Sécularisation du monument. A la fin du siècle des Lumières, les émeutiers de la Bastille ayant décapité toute velléité de continuité d’une monarchie de droit divin, les thèmes convoqués par le discours monumentaliste se sont alors tournés vers d’autres contenus dont on peut retenir : les cinq cent cinquante mètres du Crystal Palace de Sir Joseph Paxton qui abritaient dans sa nef d’acier et de verre les surfaces de l’exposition universelle de 1851 ; les neuf magistrales coupoles de la Salle des Imprimés – ancienne bibliothèque nationale – d’Henri Labrouste qui recouvrent de leurs fines arcades ciselées en acier tout le savoir de l’humanité ; l’immense salle de l’opéra Garnier renvoyant à la face du monde la virtuosité des répertoires classiques ou encore les visions piranèsiennes du palais de justice de Bruxelles, affirmant avec emphase l’indépendance du pouvoir judiciaire.
Avec l’avénement de la démocratie, la spatialité monumentale est devenue, au cours des années, une expérience physique d’une plus grande rareté. En Suisse, pays où la modestie et la mesure priment sur la production de très grands volumes, les exemples construits au vingtième siècle se comptent sur les doigts de la main, le dernier en date étant peut-être la grande salle du Kultur- und Kongresszentrum Luzern (KKL) conçue par l’architecte Jean Nouvel.
Contraste saisissant. C’est dans cette région que vient d’être achevée la nouvelle centrale énergétique de Perlen. Adossée à la fabrique de papier du même nom, l’énorme structure s’installe dans une verdoyante contrée du nord-est de Lucerne, dans une plaine aux coteaux typiques de la Suisse centrale, où flotte comme un parfum originel et nostalgique de fondation confédérale. Ici s’est donc échouée cette espèce de porte-avions de béton et d’acier, ce gigantesque vaisseau interstellaire strié verticalement, cette machine sortie tout droit de l’imaginaire des Marvel. Ancré au bord du Reusskanal, cet immense radiateur – la métaphore n’est ici pas abusive – va transformer par le feu les surplus de notre humanité hypermoderne qui cherche, presque désespérément, une issue acceptable à son consumérisme effréné.

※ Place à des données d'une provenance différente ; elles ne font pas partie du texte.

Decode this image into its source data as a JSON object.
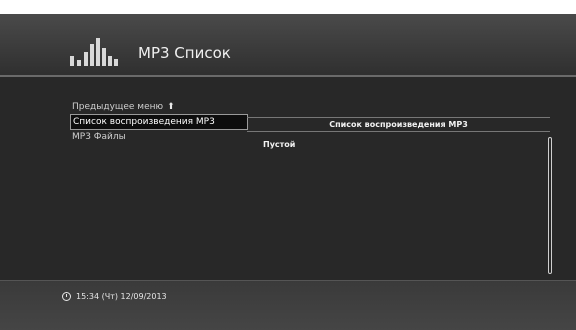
{
  "header": {
    "title": "MP3 Список",
    "logo_icon": "equalizer-bars-icon"
  },
  "menu": {
    "items": [
      {
        "label": "Предыдущее меню",
        "icon": "arrow-up-icon",
        "selected": false
      },
      {
        "label": "Список воспроизведения MP3",
        "selected": true
      },
      {
        "label": "MP3 Файлы",
        "selected": false
      }
    ]
  },
  "panel": {
    "header": "Список воспроизведения MP3",
    "empty_text": "Пустой"
  },
  "footer": {
    "clock_icon": "alarm-clock-icon",
    "datetime": "15:34 (Чт) 12/09/2013"
  }
}
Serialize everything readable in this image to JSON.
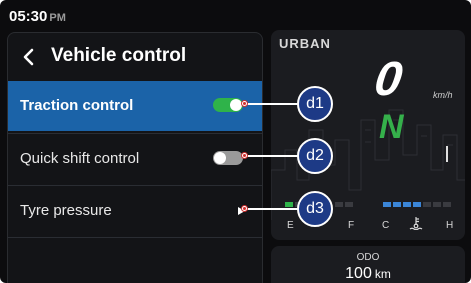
{
  "status_bar": {
    "time": "05:30",
    "ampm": "PM"
  },
  "menu": {
    "title": "Vehicle control",
    "items": [
      {
        "label": "Traction control",
        "control": "toggle",
        "state": "on",
        "active": true
      },
      {
        "label": "Quick shift control",
        "control": "toggle",
        "state": "off",
        "active": false
      },
      {
        "label": "Tyre pressure",
        "control": "chevron-right-icon",
        "active": false
      }
    ]
  },
  "dashboard": {
    "ride_mode": "URBAN",
    "speed": "0",
    "speed_unit": "km/h",
    "gear": "N",
    "fuel_empty": "E",
    "fuel_full": "F",
    "temp_cold": "C",
    "temp_hot": "H",
    "temp_icon": "coolant-temperature-icon"
  },
  "odometer": {
    "label": "ODO",
    "value": "100",
    "unit": "km"
  },
  "callouts": [
    "d1",
    "d2",
    "d3"
  ],
  "colors": {
    "accent_active": "#1b63a8",
    "toggle_on": "#2fb34a",
    "toggle_off": "#9a9a9a",
    "gear": "#35b04b",
    "callout_fill": "#1d3a86",
    "temp_bar": "#3b86d8",
    "fuel_bar": "#2fb34a"
  }
}
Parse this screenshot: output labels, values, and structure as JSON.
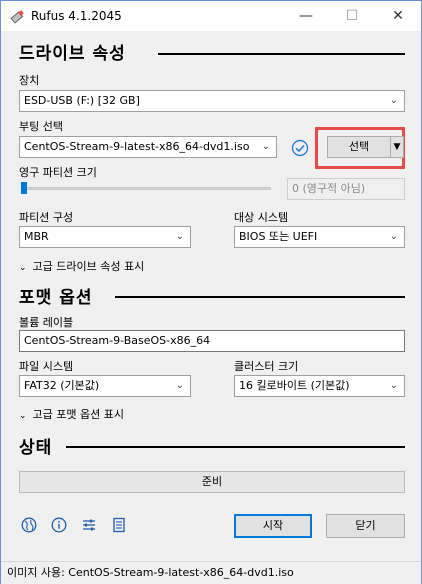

Là au cœur de cette tranquille campagne, tout est hors norme : tout d’abord la halle en béton qui accueille le ballet incessant des camions déversant les rebuts de la région ; puis les deux silos d’accumulation où une pince d’acier vient agripper les déchets pour les jeter dans les fourneaux ; enfin des kilomètres de galeries en acier zingué lancées dans les nefs industrielles où courent les tuyaux porteurs de la vapeur produite. La sentence biblique « poussière tu fus, et poussière tu redeviendras » se transforme en un nouvel axiome qui postule que « tout ce qui est produit par l’énergie redeviendra énergie ».
A Rost, le feu est omniprésent. Ce n’est plus le feu de l’enfer, craint par le pénitent pénétrant les nefs gothiques magistrales, mais celui, volé pour les hommes sur le mont Olympe, et qui alimente les entrailles de ce temple dressé en hommage à un Prométhée des « Temps modernes » que le grand Chaplin ne renierait pas. A Rost, le géant produit annuellement l’équivalent énergétique de toute la ville de Lucerne, fournit de l’électricité pour trente-huit mille habitants, épargne la consommation de quarante millions de litres de carburant et réduit de nonante mille tonnes les rejets de CO2 dans l’atmosphère. Les chiffres sont titanesques, à l’image de cette centrale.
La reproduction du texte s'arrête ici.